Unlocking Non-Block-Structured Decisions: Inductive Mining with Choice Graphs
The paper "Unlocking Non-Block-Structured Decisions: Inductive Mining with Choice Graphs" introduces an extension of the Partially Ordered Workflow Language (POWL), which aims to address an enduring limitation in process discovery: the inability to effectively model non-block-structured decision points. This limitation arises due to the strict hierarchical nature of existing inductive mining algorithms, which traditionally impose a block-structured representation of process models. While recent advancements like the Partially Ordered Workflow Language have alleviated constraints around concurrency, complexities surrounding decision points remained a challenge in capturing real-world processes accurately.
Core Contributions
This research bridges the existing gap by proposing "POWL 2.0," which introduces choice graphs—a novel construct designed to encapsulate decision-making logic without adhering to strict block-structures. Choice graphs, inspired by the flexibility of Directly-Follows Graphs (DFGs), offer a structured yet flexible methodology to represent non-block-structured decisions. The significance of choice graphs lies in their ability to circumvent overgeneralization and preserve the high scalability of inductive mining.

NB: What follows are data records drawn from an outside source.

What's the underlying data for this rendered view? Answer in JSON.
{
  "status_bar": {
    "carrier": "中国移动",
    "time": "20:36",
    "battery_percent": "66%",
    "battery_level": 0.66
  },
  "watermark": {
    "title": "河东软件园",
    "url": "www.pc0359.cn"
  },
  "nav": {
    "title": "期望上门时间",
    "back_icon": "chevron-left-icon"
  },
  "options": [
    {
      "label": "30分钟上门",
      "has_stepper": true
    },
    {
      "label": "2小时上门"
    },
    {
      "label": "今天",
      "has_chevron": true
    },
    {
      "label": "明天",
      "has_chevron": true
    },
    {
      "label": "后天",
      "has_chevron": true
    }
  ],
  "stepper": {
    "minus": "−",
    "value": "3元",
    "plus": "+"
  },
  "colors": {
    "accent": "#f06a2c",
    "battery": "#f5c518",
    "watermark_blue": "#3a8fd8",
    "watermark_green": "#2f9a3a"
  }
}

The paper also delineates an adaptation of the Inductive Miner, enabling the discovery of POWL 2.0 models. This adaptation involves detecting valid choice graph cuts over event logs, thus embedding decision logic into the mining process effectively. The proposed algorithm is backed by formal proofs that demonstrate the preservation of fitness guarantees native to the Inductive Miner, ensuring that every trace in the event log is representable within the model's language.
Experimental Evaluation
An empirical assessment against real-life event logs indicates that the introduction of choice graphs enhances model precision and f-score relative to the standard POWL Inductive Miner. The results suggest that choice graphs not only simplify the representation of complex branching logic but also improve the overall model quality across various dimensions. Importantly, these improvements are achieved without compromising computational efficiency, as the extended algorithm often maintains or even reduces execution times compared to existing approaches, especially when combined with noise filtering.
Implications and Future Directions
The theoretical advancements and empirical validations presented in the paper have substantial implications for both practical applications and further research. Practically, organizations leveraging process discovery can expect more nuanced and accurate representations of their workflows when utilizing the proposed methodologies. On the theoretical front, the integration of choice graphs into process mining frameworks sets a foundation for expanding POWL with additional constructs to model complex dependencies or non-linear executions.
Moreover, future research could explore optimizing choice graph detection algorithms further, potentially incorporating machine learning techniques to refine edge detection and partitioning strategies. Additionally, the controlled integration of cyclic choice graphs could be explored to handle intertwining decision points within process models more effectively.
By advancing the ability to model non-block-structured decisions, this research contributes significantly to the field of process mining and propels the capabilities of automatic process discovery towards more comprehensive, scalable, and efficient solutions.